A public inquiry into Adjaye Associates and Ron Arad’s proposed Holocaust Memorial next to the Palace of Westminster will now not start until October due to the coronavirus
Westminster City Council in February unanimously turned down permission for the highly contentious project within the Grade II-listed Victoria Tower Gardens.
However, three months previously the then housing minister, Esther McVey, had already announced that the government would decide the application.
A public inquiry – led by a planning inspector – was due to start later this month. This is the first stage in the process, before a report is prepared and ministers get the final decision.
However, a spokesperson for the Ministry of Housing, Communities and Local Government said the Planning Inspectorate had written to key parties postponing the start date for the UK Holocaust Memorial and Learning Centre inquiry due to the Covid-19 outbreak.
They added: ‘The Inspectorate has since been working with parties to agree a suitable revised date for the inquiry opening, and have agreed it will sit for 16 days between 6 October and 13 November.’
David Cameron set the ball rolling on the scheme as prime minister in early 2014 when he launched a cross-party commission to explore options for a permanent memorial to the millions of Jewish lives lost at the hands of the Nazis during the Second World War.

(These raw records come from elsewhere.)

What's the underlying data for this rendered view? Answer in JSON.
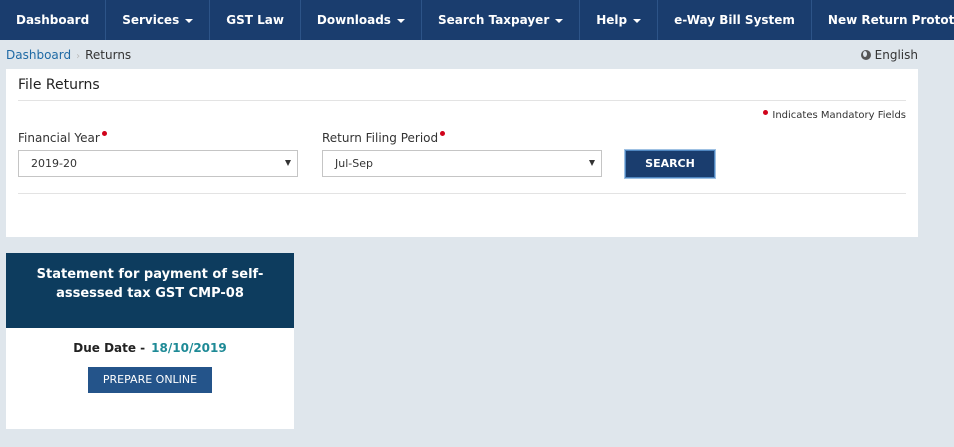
{
  "nav": {
    "items": [
      {
        "label": "Dashboard",
        "dropdown": false
      },
      {
        "label": "Services",
        "dropdown": true
      },
      {
        "label": "GST Law",
        "dropdown": false
      },
      {
        "label": "Downloads",
        "dropdown": true
      },
      {
        "label": "Search Taxpayer",
        "dropdown": true
      },
      {
        "label": "Help",
        "dropdown": true
      },
      {
        "label": "e-Way Bill System",
        "dropdown": false
      },
      {
        "label": "New Return Prototype",
        "dropdown": false
      }
    ]
  },
  "breadcrumb": {
    "home": "Dashboard",
    "current": "Returns"
  },
  "language": {
    "label": "English",
    "icon": "globe-icon"
  },
  "file_returns": {
    "title": "File Returns",
    "mandatory_note": "Indicates Mandatory Fields",
    "financial_year": {
      "label": "Financial Year",
      "value": "2019-20"
    },
    "return_period": {
      "label": "Return Filing Period",
      "value": "Jul-Sep"
    },
    "search_label": "SEARCH"
  },
  "card": {
    "title": "Statement for payment of self-assessed tax GST CMP-08",
    "due_label": "Due Date -",
    "due_date": "18/10/2019",
    "button_label": "PREPARE ONLINE"
  },
  "colors": {
    "navbar": "#1a3d6e",
    "card_header": "#0d3c5e",
    "due_date": "#1e8a96",
    "required": "#d0021b"
  }
}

Adjaye and Arad were chosen in autumn 2017 to design the memorial after a competitive process. A planning application was submitted in late 2018 but there has been fierce opposition to the project and its location.
McVey called in the scheme after the UK Holocaust Memorial Foundation argued it would not be ‘appropriate or reasonable’ for the council to decide on the scheme. The foundation said the memorial project would have an impact ‘beyond the immediate locality’ and should be determined at a national level.
The Planning Inspectorate said earlier this month it was reviewing cases on a rolling basis to decide on the most appropriate action during the coronavirus lockdown.
‘In light of the latest government advice it is necessary for us to continue to avoid non-essential travel and maintain social distancing. This means that physical events, planned to take place during the lockdown period, will need to be postponed,’ said the inspectorate in a statement.
Meanwhile a public inquiry relating to Foster + Partners’ application for a 304m-tall skyscraper at 20 Bury Street – dubbed the Tulip – will not begin until November after being delayed by Covid-19.
And the organisers of the Grenfell Tower Inquiry said it will not resume until July at the earliest.
In a statement posted yesterday (19 May), the inquiry panel said it would not be making any firm prediction about when it could restart ‘limited attendance hearings’.
The inquiry added: ’The earliest the panel considers it will be possible to resume hearings is July, as it is likely to take up to a month to reorganise the inquiry’s premises in an appropriate way and to reschedule the witnesses.’